Royal Canin Dry Food Nutrition Review
The first ingredient in Royal Canin formulas is chicken meal. This is great to see because chicken meal has had the moisture removed, meaning chicken is truly the first ingredient on the list.
After the chicken meal, a number of carbohydrate sources are listed. These include corn, brewers rice and wheat. Considering there are a number of carbohydrate sources, it is likely that overall there are more grains in this food than meat. In addition to grains as a carbohydrate source, corn gluten meal and wheat gluten are also in the ingredients. Glutens are the proteins from these plants. They have a poor amino acid composition compared to meat and are less nutritionally useful to cats. Glutens are a cheap way to increase the protein content of a cat food.
For fiber, the ingredients include pea fiber, rice hulls and/or dried beet pulp. These soluble fiber rich ingredients can help with digestion and help cats feel full between meals.
The fat sources in Royal Canin dry cat foods include chicken fat, vegetable oil and fish oil. Chicken fat and fish oil are great sources, but vegetable oil is rich in omega-6 and is proinflammatory.
Prebiotics are also included in the formulas, including fructooligosaccharides and often psyllium seed husk too. These are great ingredients to promote a healthy gut.
Strangely, some formulas include mineral mixes which are chelates, while others do not. Chelated minerals are the gold standard in supplements, as they are more readily absorbed by the body.
The caloric content of Royal Canin’s dry cat foods is well managed. The majority of the foods sit in the 300 to 350 calories per a cup range. However, weight loss foods sit in the 250 to 300 range. Kitten foods are in the 450 to 500 range. All of this variation shows that Royal Canin has carefully considered calories when formulating their foods.

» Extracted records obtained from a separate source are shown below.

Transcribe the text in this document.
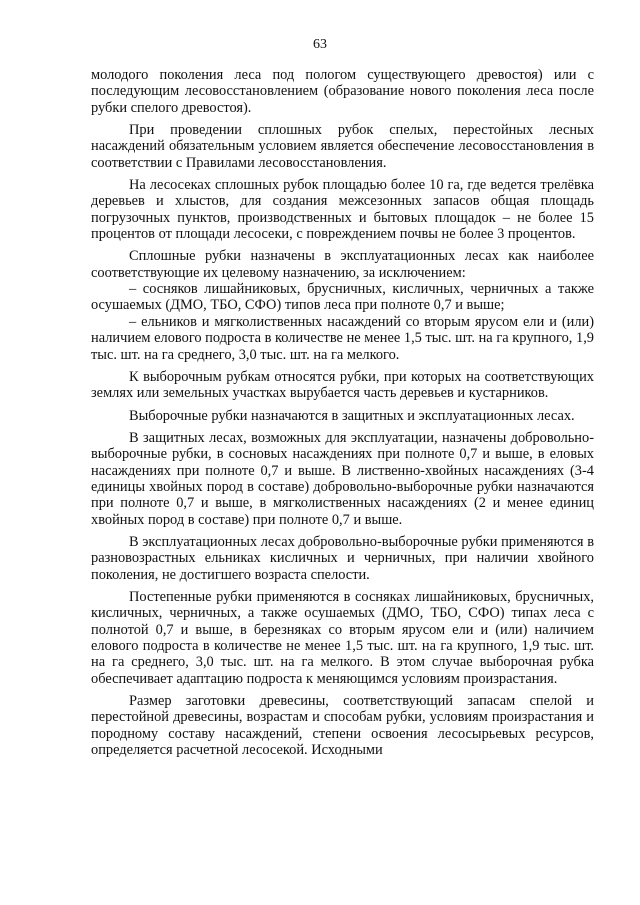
63

молодого поколения леса под пологом существующего древостоя) или с последующим лесовосстановлением (образование нового поколения леса после рубки спелого древостоя).

При проведении сплошных рубок спелых, перестойных лесных насаждений обязательным условием является обеспечение лесовосстановления в соответствии с Правилами лесовосстановления.

На лесосеках сплошных рубок площадью более 10 га, где ведется трелёвка деревьев и хлыстов, для создания межсезонных запасов общая площадь погрузочных пунктов, производственных и бытовых площадок – не более 15 процентов от площади лесосеки, с повреждением почвы не более 3 процентов.

Сплошные рубки назначены в эксплуатационных лесах как наиболее соответствующие их целевому назначению, за исключением:

– сосняков лишайниковых, брусничных, кисличных, черничных а также осушаемых (ДМО, ТБО, СФО) типов леса при полноте 0,7 и выше;

– ельников и мягколиственных насаждений со вторым ярусом ели и (или) наличием елового подроста в количестве не менее 1,5 тыс. шт. на га крупного, 1,9 тыс. шт. на га среднего, 3,0 тыс. шт. на га мелкого.

К выборочным рубкам относятся рубки, при которых на соответствующих землях или земельных участках вырубается часть деревьев и кустарников.

Выборочные рубки назначаются в защитных и эксплуатационных лесах.

В защитных лесах, возможных для эксплуатации, назначены добровольно-выборочные рубки, в сосновых насаждениях при полноте 0,7 и выше, в еловых насаждениях при полноте 0,7 и выше. В лиственно-хвойных насаждениях (3-4 единицы хвойных пород в составе) добровольно-выборочные рубки назначаются при полноте 0,7 и выше, в мягколиственных насаждениях (2 и менее единиц хвойных пород в составе) при полноте 0,7 и выше.

В эксплуатационных лесах добровольно-выборочные рубки применяются в разновозрастных ельниках кисличных и черничных, при наличии хвойного поколения, не достигшего возраста спелости.

Постепенные рубки применяются в сосняках лишайниковых, брусничных, кисличных, черничных, а также осушаемых (ДМО, ТБО, СФО) типах леса с полнотой 0,7 и выше, в березняках со вторым ярусом ели и (или) наличием елового подроста в количестве не менее 1,5 тыс. шт. на га крупного, 1,9 тыс. шт. на га среднего, 3,0 тыс. шт. на га мелкого. В этом случае выборочная рубка обеспечивает адаптацию подроста к меняющимся условиям произрастания.

Размер заготовки древесины, соответствующий запасам спелой и перестойной древесины, возрастам и способам рубки, условиям произрастания и породному составу насаждений, степени освоения лесосырьевых ресурсов, определяется расчетной лесосекой. Исходными
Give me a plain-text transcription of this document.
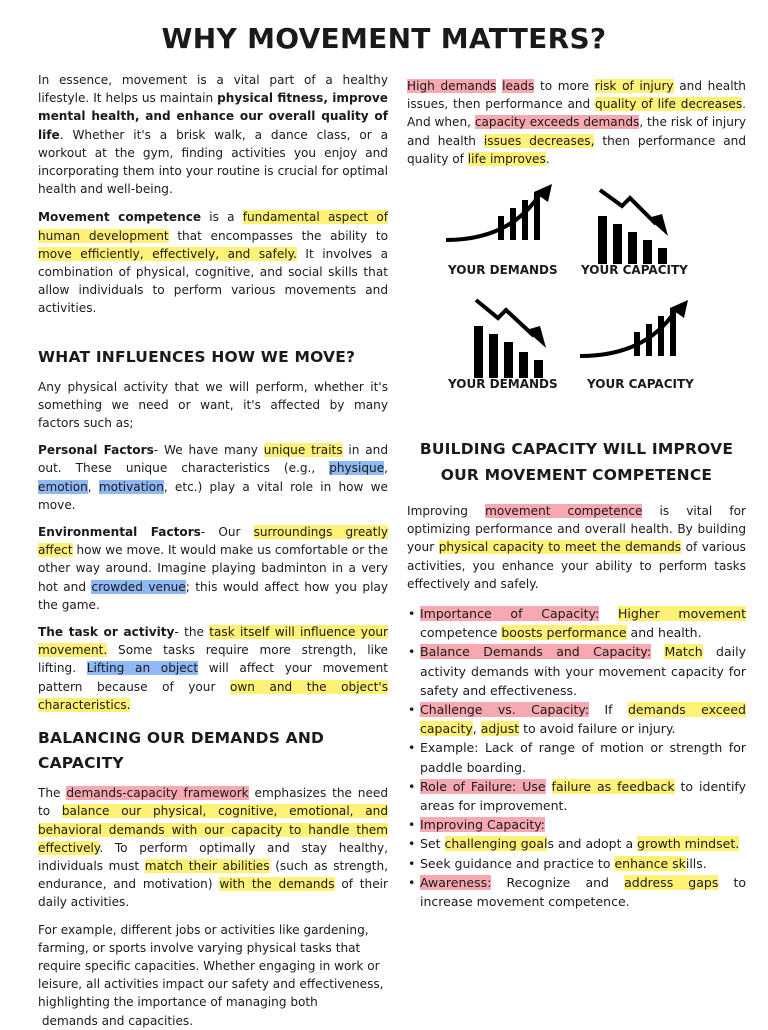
WHY MOVEMENT MATTERS?

In essence, movement is a vital part of a healthy lifestyle. It helps us maintain physical fitness, improve mental health, and enhance our overall quality of life. Whether it's a brisk walk, a dance class, or a workout at the gym, finding activities you enjoy and incorporating them into your routine is crucial for optimal health and well-being.

Movement competence is a fundamental aspect of human development that encompasses the ability to move efficiently, effectively, and safely. It involves a combination of physical, cognitive, and social skills that allow individuals to perform various movements and activities.

WHAT INFLUENCES HOW WE MOVE?

Any physical activity that we will perform, whether it's something we need or want, it's affected by many factors such as;

Personal Factors- We have many unique traits in and out. These unique characteristics (e.g., physique, emotion, motivation, etc.) play a vital role in how we move.

Environmental Factors- Our surroundings greatly affect how we move. It would make us comfortable or the other way around. Imagine playing badminton in a very hot and crowded venue; this would affect how you play the game.

The task or activity- the task itself will influence your movement. Some tasks require more strength, like lifting. Lifting an object will affect your movement pattern because of your own and the object's characteristics.

BALANCING OUR DEMANDS AND CAPACITY

The demands-capacity framework emphasizes the need to balance our physical, cognitive, emotional, and behavioral demands with our capacity to handle them effectively. To perform optimally and stay healthy, individuals must match their abilities (such as strength, endurance, and motivation) with the demands of their daily activities.

For example, different jobs or activities like gardening,
farming, or sports involve varying physical tasks that
require specific capacities. Whether engaging in work or
leisure, all activities impact our safety and effectiveness,
highlighting the importance of managing both
demands and capacities.

High demands leads to more risk of injury and health issues, then performance and quality of life decreases. And when, capacity exceeds demands, the risk of injury and health issues decreases, then performance and quality of life improves.

YOUR DEMANDS YOUR CAPACITY
YOUR DEMANDS YOUR CAPACITY
BUILDING CAPACITY WILL IMPROVE OUR MOVEMENT COMPETENCE

Improving movement competence is vital for optimizing performance and overall health. By building your physical capacity to meet the demands of various activities, you enhance your ability to perform tasks effectively and safely.

• Importance of Capacity: Higher movement competence boosts performance and health.
• Balance Demands and Capacity: Match daily activity demands with your movement capacity for safety and effectiveness.
• Challenge vs. Capacity: If demands exceed capacity, adjust to avoid failure or injury.
• Example: Lack of range of motion or strength for paddle boarding.
• Role of Failure: Use failure as feedback to identify areas for improvement.
• Improving Capacity:
• Set challenging goals and adopt a growth mindset.
• Seek guidance and practice to enhance skills.
• Awareness: Recognize and address gaps to increase movement competence.
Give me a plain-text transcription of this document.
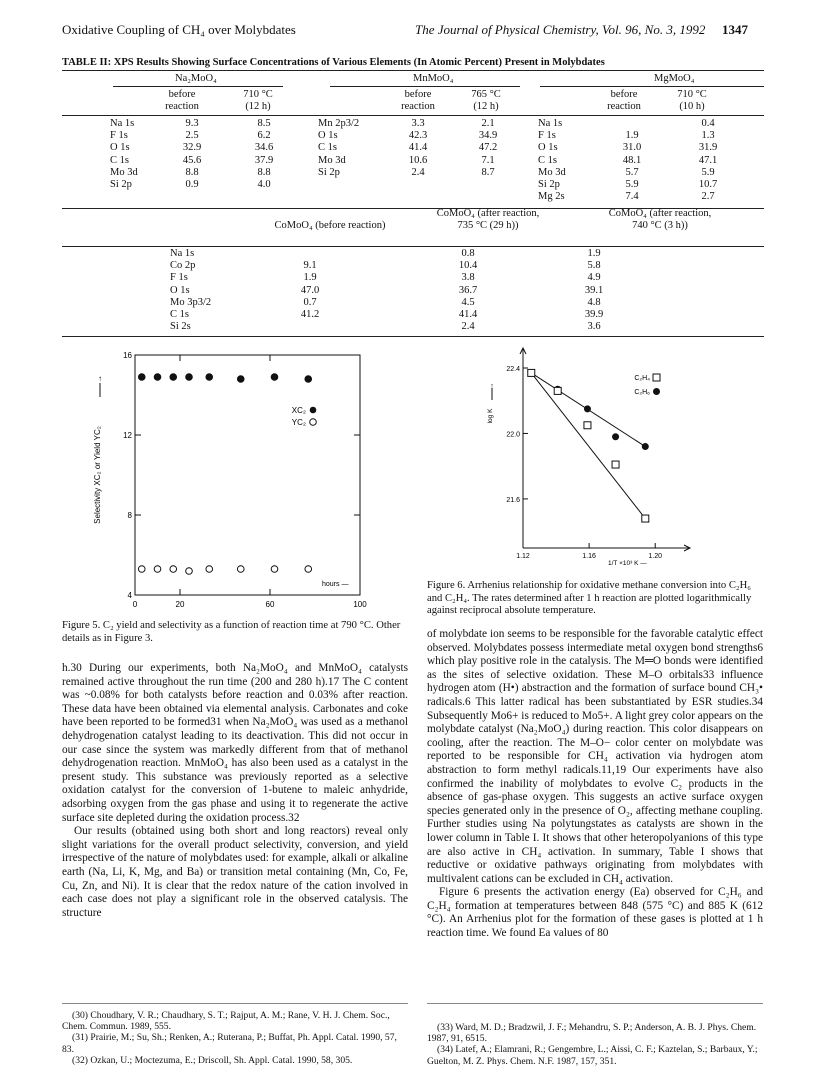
Oxidative Coupling of CH₄ over Molybdates	The Journal of Physical Chemistry, Vol. 96, No. 3, 1992 1347
TABLE II: XPS Results Showing Surface Concentrations of Various Elements (In Atomic Percent) Present in Molybdates
Na₂MoO₄	MnMoO₄	MgMoO₄
before reaction
710 °C (12 h)
before reaction
765 °C (12 h)
before reaction
710 °C (10 h)
Na 1s	9.3	8.5
F 1s	2.5	6.2
O 1s	32.9	34.6
C 1s	45.6	37.9
Mo 3d	8.8	8.8
Si 2p	0.9	4.0
Mn 2p3/2	3.3	2.1

O 1s	42.3	34.9
C 1s	41.4	47.2
Mo 3d	10.6	7.1
Si 2p	2.4	8.7
Na 1s		0.4
F 1s	1.9	1.3
O 1s	31.0	31.9
C 1s	48.1	47.1
Mo 3d	5.7	5.9
Si 2p	5.9	10.7
Mg 2s	7.4	2.7
CoMoO₄ (before reaction)
CoMoO₄ (after reaction, 735 °C (29 h))
CoMoO₄ (after reaction, 740 °C (3 h))
Na 1s		0.8	1.9
Co 2p	9.1	10.4	5.8
F 1s	1.9	3.8	4.9
O 1s	47.0	36.7	39.1
Mo 3p3/2	0.7	4.5	4.8
C 1s	41.2	41.4	39.9
Si 2s		2.4	3.6
0	20	60	100
4
8
12
16
hours —
Selectivity XC₂ or Yield YC₂
↑
XC₂
YC₂
Figure 5. C₂ yield and selectivity as a function of reaction time at 790 °C. Other details as in Figure 3.
1.12	1.16	1.20
21.6
22.0
22.4
log K
↑
1/T ×10³ K —
C₂H₄
C₂H₆
Figure 6. Arrhenius relationship for oxidative methane conversion into C₂H₆ and C₂H₄. The rates determined after 1 h reaction are plotted logarithmically against reciprocal absolute temperature.

h.30 During our experiments, both Na₂MoO₄ and MnMoO₄ catalysts remained active throughout the run time (200 and 280 h).17 The C content was ~0.08% for both catalysts before reaction and 0.03% after reaction. These data have been obtained via elemental analysis. Carbonates and coke have been reported to be formed31 when Na₂MoO₄ was used as a methanol dehydrogenation catalyst leading to its deactivation. This did not occur in our case since the system was markedly different from that of methanol dehydrogenation reaction. MnMoO₄ has also been used as a catalyst in the present study. This substance was previously reported as a selective oxidation catalyst for the conversion of 1-butene to maleic anhydride, adsorbing oxygen from the gas phase and using it to regenerate the active surface site depleted during the oxidation process.32

Our results (obtained using both short and long reactors) reveal only slight variations for the overall product selectivity, conversion, and yield irrespective of the nature of molybdates used: for example, alkali or alkaline earth (Na, Li, K, Mg, and Ba) or transition metal containing (Mn, Co, Fe, Cu, Zn, and Ni). It is clear that the redox nature of the cation involved in each case does not play a significant role in the observed catalysis. The structure

of molybdate ion seems to be responsible for the favorable catalytic effect observed. Molybdates possess intermediate metal oxygen bond strengths6 which play positive role in the catalysis. The M═O bonds were identified as the sites of selective oxidation. These M–O orbitals33 influence hydrogen atom (H•) abstraction and the formation of surface bound CH₃• radicals.6 This latter radical has been substantiated by ESR studies.34 Subsequently Mo6+ is reduced to Mo5+. A light grey color appears on the molybdate catalyst (Na₂MoO₄) during reaction. This color disappears on cooling, after the reaction. The M–O− color center on molybdate was reported to be responsible for CH₄ activation via hydrogen atom abstraction to form methyl radicals.11,19 Our experiments have also confirmed the inability of molybdates to evolve C₂ products in the absence of gas-phase oxygen. This suggests an active surface oxygen species generated only in the presence of O₂, affecting methane coupling. Further studies using Na polytungstates as catalysts are shown in the lower column in Table I. It shows that other heteropolyanions of this type are also active in CH₄ activation. In summary, Table I shows that reductive or oxidative pathways originating from molybdates with multivalent cations can be excluded in CH₄ activation.

Figure 6 presents the activation energy (Ea) observed for C₂H₆ and C₂H₄ formation at temperatures between 848 (575 °C) and 885 K (612 °C). An Arrhenius plot for the formation of these gases is plotted at 1 h reaction time. We found Ea values of 80

(30) Choudhary, V. R.; Chaudhary, S. T.; Rajput, A. M.; Rane, V. H. J. Chem. Soc., Chem. Commun. 1989, 555.

(31) Prairie, M.; Su, Sh.; Renken, A.; Ruterana, P.; Buffat, Ph. Appl. Catal. 1990, 57, 83.

(32) Ozkan, U.; Moctezuma, E.; Driscoll, Sh. Appl. Catal. 1990, 58, 305.

(33) Ward, M. D.; Bradzwil, J. F.; Mehandru, S. P.; Anderson, A. B. J. Phys. Chem. 1987, 91, 6515.

(34) Latef, A.; Elamrani, R.; Gengembre, L.; Aissi, C. F.; Kaztelan, S.; Barbaux, Y.; Guelton, M. Z. Phys. Chem. N.F. 1987, 157, 351.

Protein on average is around 35% on a dry matter basis, with a range from 29% to 44%. Considering that a portion of the protein also comes from glutens, this indicates a relatively low meat content in the dry cat foods. Fat has a wide range, from 9% to 25% on a dry matter basis, with an average content of about 16%. This indicates that the amount of fat has been carefully controlled based on the caloric needs of the diet. Kitten foods are higher in fat while weight loss foods are lower.
The carbohydrate content ranges widely between formulas, 27% to 50% on a dry matter basis. Most foods are in the 25% to 30% range, which is reasonable considering that dry cat foods require a certain amount of carbohydrates in order to maintain their structure.
The average dry matter phosphorus content of the dry cat foods is around 1%. This is a very good level and foods are well controlled ranging from 0.5% to 1.2% phosphorus on a dry matter basis. Phosphorus clearly has been carefully considered in these formulas.
The ingredients list includes fish oil in all of the formulas we considered. Therefore, there is a source of the essential EPA and DHA omega-3s in Royal Canin’s dry formulas. The companies do not publish the exact levels of omega-3s and omega-6s, but it can at least be said that they have been considered.